I went upstairs, opened the packet and started reading. On top was a note from Harrison which read: ‘This was what I got by checking on Marianne Mardy with the Aliens Registration Office. Maiden name Vayssiere. Born Lyon, France, April 4th 1941. Married William Mardy October 14th 1963 at Russell Square Registry Office, London WC. Enclosed is a photograph of that date from the Evening Standard. Her father, now deceased, was Jean-Luc Vayssiere, area director of the Credit Lyonnais. Had money, property in France. Daughter Marianne sole issue of marriage, sole heir. Mrs Mardy also, before marriage, worked for Credit Lyonnais and was posted to their London, City branch and met Mardy socially. Hope some of this will be helpful, Barry.’
I spent some time looking at this other photograph of Marianne Mardy. With her was a man, holding her hand. It was William Mardy, but I barely recognized him. Spruce, elegant and alert, he was gazing down at his wife. She was smiling up at him; it certainly looked as if they had been in love.
I got out everything else in the envelope and spread it out on the bed. There were twenty-two sheets of photocopied cheques, all Walter Baddeley’s and Wildways’ major transactions over the past year. Kedward’s were there too.
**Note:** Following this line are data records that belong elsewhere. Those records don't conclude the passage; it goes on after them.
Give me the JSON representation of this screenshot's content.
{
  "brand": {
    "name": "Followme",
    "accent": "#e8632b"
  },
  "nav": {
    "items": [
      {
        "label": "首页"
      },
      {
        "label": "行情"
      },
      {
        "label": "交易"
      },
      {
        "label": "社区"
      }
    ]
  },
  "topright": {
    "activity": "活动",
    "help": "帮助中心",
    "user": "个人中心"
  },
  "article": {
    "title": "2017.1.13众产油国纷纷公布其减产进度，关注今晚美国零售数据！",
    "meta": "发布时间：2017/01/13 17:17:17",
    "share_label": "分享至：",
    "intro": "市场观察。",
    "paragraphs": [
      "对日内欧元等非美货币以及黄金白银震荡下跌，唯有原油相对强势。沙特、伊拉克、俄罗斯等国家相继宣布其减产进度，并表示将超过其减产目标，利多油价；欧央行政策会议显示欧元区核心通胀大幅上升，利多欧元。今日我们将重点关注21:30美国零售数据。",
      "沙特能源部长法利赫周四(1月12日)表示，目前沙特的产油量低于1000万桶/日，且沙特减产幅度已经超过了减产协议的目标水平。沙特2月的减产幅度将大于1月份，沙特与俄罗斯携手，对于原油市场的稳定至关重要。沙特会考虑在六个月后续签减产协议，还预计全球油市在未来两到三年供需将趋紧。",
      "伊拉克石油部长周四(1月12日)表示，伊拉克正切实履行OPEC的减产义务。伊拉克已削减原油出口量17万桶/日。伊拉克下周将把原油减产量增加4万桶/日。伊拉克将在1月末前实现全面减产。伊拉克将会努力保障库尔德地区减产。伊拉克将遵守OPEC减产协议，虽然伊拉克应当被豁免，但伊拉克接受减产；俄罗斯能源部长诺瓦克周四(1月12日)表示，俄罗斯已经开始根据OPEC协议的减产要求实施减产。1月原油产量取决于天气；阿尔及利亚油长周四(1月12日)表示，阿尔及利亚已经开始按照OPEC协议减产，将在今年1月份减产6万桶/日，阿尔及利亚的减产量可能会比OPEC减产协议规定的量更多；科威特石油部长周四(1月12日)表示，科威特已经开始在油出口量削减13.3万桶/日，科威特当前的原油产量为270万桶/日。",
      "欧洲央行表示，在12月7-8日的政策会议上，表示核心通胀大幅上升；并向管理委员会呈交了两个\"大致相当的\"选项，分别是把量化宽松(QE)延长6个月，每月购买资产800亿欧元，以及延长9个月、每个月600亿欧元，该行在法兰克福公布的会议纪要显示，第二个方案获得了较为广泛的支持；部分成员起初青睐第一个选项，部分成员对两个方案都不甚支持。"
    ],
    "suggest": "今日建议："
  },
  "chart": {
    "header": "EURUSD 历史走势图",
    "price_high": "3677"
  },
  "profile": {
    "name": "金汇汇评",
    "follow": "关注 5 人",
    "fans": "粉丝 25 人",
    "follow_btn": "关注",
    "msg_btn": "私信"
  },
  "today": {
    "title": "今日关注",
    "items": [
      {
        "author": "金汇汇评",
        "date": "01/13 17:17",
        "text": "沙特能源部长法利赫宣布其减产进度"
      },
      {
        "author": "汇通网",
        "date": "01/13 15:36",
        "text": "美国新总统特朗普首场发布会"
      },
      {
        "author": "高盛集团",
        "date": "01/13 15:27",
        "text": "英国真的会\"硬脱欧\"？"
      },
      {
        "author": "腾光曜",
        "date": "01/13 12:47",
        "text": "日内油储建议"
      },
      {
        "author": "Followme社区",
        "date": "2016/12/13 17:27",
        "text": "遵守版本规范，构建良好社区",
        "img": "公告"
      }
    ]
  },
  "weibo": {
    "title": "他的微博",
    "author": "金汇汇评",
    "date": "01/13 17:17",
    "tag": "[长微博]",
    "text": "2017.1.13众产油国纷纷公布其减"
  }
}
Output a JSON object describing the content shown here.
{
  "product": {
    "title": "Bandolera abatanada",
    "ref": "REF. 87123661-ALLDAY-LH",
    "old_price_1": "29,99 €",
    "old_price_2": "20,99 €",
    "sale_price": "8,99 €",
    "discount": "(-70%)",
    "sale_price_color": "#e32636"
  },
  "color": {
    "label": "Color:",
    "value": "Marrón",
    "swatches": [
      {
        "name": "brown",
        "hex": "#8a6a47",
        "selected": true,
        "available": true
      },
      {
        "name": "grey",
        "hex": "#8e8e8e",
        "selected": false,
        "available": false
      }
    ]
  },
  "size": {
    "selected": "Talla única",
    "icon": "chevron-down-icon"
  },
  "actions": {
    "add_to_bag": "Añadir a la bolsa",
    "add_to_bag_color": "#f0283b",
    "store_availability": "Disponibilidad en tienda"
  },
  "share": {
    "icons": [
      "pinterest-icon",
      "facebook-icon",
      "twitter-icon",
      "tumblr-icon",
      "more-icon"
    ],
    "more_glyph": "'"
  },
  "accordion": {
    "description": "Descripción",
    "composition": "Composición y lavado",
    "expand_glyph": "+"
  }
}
Kedward received a cheque from Wildways on the tenth of each month, not that I had doubted it. The sum, two hundred and fifty pounds, never varied.
I also very soon singled out the cheques drawn on a company called Clearpath in favour of Wildways and signed William Mardy. They were all dated the first of the month to start with, but latterly the dates had become irregular. The first ten were each for a thousand pounds, the last five for five thousand apiece.